Q2-clawback questions

hugh · November 15, 2018, 9:44pm

Hi,

Thanks heaps for putting up this tutorial! I have been keen to set taxonomic weights for my own projects. This is super helpful. I understand this is a work in progress, but I am a bit confused by some of the components.

First in 'Assembling Weights', in the fit-classifier-naive-bayes command, the input reference reads are ref-seqs-v4.qza, but the previous command outputs ref-seqs-150-v4.qza. I changed the fit-classifier to this and it worked. However, the same thing happens under 'Retrain the Classifier', where the fit-classifier-naive-bayes has the same input ref-seqs-v4.qza, which as far as I can tell was not created anywhere. In this section, I assumed to use the ref-seqs-120-v4.qza, however then got this error: Number of priors must match number of classes.

My guess is that the ref-seqs used should match the one used to create the uniform-classifier, and thus the weights, else the taxa included will be different and hence the above error. If this is right then I am not sure why the tutorial has a second extract-reads command for 120, as the weights were derived from 150 bp extract.

I apologize if I missed something and got it totally wrong. I have been very happy with Qiime2, and using Naive-Bayes, even without bespoke weights, has improved my results.

BenKaehler · November 20, 2018, 6:08am

Hi @hugh,

Thanks very much for your question. I'm really glad that you've had a good experience with the feature classifier.

Your guess was correct, and the mismatch was caused by a very slightly different primer pair being used to extract the 120 bp reference sequences.

For the purposes of the tutorial, and your purposes if you're just using V4, it isn't absolutely essential to truncate to 150 or 120 nt, so I have modified the tutorial to take out the truncation and only use one set of trimmed reference sequences.

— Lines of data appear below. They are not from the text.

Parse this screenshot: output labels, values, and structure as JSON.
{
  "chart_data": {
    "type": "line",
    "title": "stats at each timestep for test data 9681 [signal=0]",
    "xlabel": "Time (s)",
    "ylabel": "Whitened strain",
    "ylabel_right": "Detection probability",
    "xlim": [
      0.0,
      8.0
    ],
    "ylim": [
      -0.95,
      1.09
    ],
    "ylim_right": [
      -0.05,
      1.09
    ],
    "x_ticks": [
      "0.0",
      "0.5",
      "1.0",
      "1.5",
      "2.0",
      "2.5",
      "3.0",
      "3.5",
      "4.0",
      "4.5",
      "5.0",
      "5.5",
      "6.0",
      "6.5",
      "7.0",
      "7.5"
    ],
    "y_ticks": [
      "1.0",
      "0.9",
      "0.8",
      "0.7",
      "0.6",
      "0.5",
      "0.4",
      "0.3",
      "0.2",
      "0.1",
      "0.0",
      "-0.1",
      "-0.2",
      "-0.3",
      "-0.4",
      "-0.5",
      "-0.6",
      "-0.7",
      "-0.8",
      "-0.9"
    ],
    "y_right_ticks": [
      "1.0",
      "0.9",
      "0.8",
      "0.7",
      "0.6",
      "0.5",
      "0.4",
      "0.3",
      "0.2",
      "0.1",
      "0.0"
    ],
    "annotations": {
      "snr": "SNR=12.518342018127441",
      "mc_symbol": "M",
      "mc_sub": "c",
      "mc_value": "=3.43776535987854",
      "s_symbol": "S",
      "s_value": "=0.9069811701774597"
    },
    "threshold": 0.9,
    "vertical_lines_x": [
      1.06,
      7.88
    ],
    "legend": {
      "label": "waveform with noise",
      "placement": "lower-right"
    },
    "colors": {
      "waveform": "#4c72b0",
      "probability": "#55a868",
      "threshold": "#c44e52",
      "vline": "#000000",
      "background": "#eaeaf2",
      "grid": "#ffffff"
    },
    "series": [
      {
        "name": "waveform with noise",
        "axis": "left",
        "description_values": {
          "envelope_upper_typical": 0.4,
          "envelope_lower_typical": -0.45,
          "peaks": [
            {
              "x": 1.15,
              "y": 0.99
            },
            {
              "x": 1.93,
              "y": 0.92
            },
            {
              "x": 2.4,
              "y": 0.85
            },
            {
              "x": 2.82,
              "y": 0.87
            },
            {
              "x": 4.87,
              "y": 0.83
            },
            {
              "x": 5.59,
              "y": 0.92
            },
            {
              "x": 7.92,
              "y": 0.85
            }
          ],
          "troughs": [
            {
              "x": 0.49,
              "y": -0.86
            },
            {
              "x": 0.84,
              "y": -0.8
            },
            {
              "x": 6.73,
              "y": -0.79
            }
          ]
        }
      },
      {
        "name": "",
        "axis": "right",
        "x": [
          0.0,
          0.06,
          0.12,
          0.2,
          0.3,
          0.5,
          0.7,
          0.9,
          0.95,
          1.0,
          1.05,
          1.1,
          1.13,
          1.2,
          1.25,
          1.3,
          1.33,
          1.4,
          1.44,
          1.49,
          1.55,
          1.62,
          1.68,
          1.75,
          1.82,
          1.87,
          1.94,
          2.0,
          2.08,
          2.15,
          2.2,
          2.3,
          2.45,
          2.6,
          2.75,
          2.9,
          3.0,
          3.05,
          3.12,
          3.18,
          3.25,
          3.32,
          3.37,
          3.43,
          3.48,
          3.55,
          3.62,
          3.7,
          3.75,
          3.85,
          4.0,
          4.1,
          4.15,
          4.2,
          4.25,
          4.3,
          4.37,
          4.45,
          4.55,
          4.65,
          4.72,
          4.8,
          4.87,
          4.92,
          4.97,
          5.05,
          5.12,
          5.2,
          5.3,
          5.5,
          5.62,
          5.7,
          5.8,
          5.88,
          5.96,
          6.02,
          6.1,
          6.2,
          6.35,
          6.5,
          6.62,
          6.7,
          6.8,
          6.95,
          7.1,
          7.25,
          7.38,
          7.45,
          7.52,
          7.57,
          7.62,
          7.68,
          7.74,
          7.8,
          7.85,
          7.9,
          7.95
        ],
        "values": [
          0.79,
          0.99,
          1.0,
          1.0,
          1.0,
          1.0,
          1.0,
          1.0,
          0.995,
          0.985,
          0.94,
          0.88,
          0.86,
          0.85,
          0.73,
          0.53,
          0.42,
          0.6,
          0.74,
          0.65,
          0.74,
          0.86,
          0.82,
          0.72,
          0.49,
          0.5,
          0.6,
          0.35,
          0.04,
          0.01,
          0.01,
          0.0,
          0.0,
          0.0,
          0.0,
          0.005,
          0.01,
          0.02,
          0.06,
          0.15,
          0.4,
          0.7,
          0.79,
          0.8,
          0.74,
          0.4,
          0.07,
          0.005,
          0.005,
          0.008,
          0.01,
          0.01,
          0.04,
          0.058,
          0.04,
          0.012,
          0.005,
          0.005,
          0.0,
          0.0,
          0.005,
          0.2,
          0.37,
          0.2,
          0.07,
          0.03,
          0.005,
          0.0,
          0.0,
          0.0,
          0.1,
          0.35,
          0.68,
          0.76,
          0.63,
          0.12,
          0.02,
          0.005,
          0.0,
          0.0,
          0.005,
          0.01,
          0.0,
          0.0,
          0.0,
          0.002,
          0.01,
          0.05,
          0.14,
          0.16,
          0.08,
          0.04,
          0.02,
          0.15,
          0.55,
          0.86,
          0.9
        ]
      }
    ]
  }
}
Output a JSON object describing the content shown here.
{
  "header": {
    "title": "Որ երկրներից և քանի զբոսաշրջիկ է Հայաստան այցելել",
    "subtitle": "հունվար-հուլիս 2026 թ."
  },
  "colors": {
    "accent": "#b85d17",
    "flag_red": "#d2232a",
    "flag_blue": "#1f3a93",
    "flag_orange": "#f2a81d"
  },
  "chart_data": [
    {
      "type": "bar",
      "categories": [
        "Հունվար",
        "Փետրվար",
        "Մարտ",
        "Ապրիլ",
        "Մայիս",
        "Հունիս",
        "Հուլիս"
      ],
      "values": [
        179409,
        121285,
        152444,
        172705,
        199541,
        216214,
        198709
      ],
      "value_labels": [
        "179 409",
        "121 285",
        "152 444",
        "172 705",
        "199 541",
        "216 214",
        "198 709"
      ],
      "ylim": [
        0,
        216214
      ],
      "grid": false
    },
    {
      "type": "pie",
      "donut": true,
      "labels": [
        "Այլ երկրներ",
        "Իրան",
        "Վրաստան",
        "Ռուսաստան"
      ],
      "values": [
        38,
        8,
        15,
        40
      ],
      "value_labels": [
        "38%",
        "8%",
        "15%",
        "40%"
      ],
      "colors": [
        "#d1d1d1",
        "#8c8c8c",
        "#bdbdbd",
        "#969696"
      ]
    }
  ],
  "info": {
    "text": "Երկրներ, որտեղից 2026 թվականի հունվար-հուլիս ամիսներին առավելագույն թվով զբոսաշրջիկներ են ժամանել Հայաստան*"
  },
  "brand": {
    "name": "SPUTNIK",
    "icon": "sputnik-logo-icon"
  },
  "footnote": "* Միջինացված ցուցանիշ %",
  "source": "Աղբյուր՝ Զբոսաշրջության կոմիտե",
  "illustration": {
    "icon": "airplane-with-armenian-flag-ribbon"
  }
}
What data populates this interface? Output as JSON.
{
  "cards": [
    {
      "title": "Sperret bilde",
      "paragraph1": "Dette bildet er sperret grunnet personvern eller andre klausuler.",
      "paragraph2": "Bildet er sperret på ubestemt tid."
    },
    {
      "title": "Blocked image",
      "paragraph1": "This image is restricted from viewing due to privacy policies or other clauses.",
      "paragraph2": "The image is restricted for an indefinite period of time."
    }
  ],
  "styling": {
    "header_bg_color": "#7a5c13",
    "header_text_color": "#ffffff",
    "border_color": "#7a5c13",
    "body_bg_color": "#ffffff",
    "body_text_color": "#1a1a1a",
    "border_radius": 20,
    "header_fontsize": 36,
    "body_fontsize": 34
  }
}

It does however highlight a problem that I was about to encounter in a separate project anyway: how can we use weights derived from a dataset with one set of primers to classify reads derived from another, different set of primers? I have raised an issue that I will close when I've written a method to automate a solution to that question. At that time I will also reintroduce the slightly different primers into the tutorial to demonstrate how it works.

Thanks,
Ben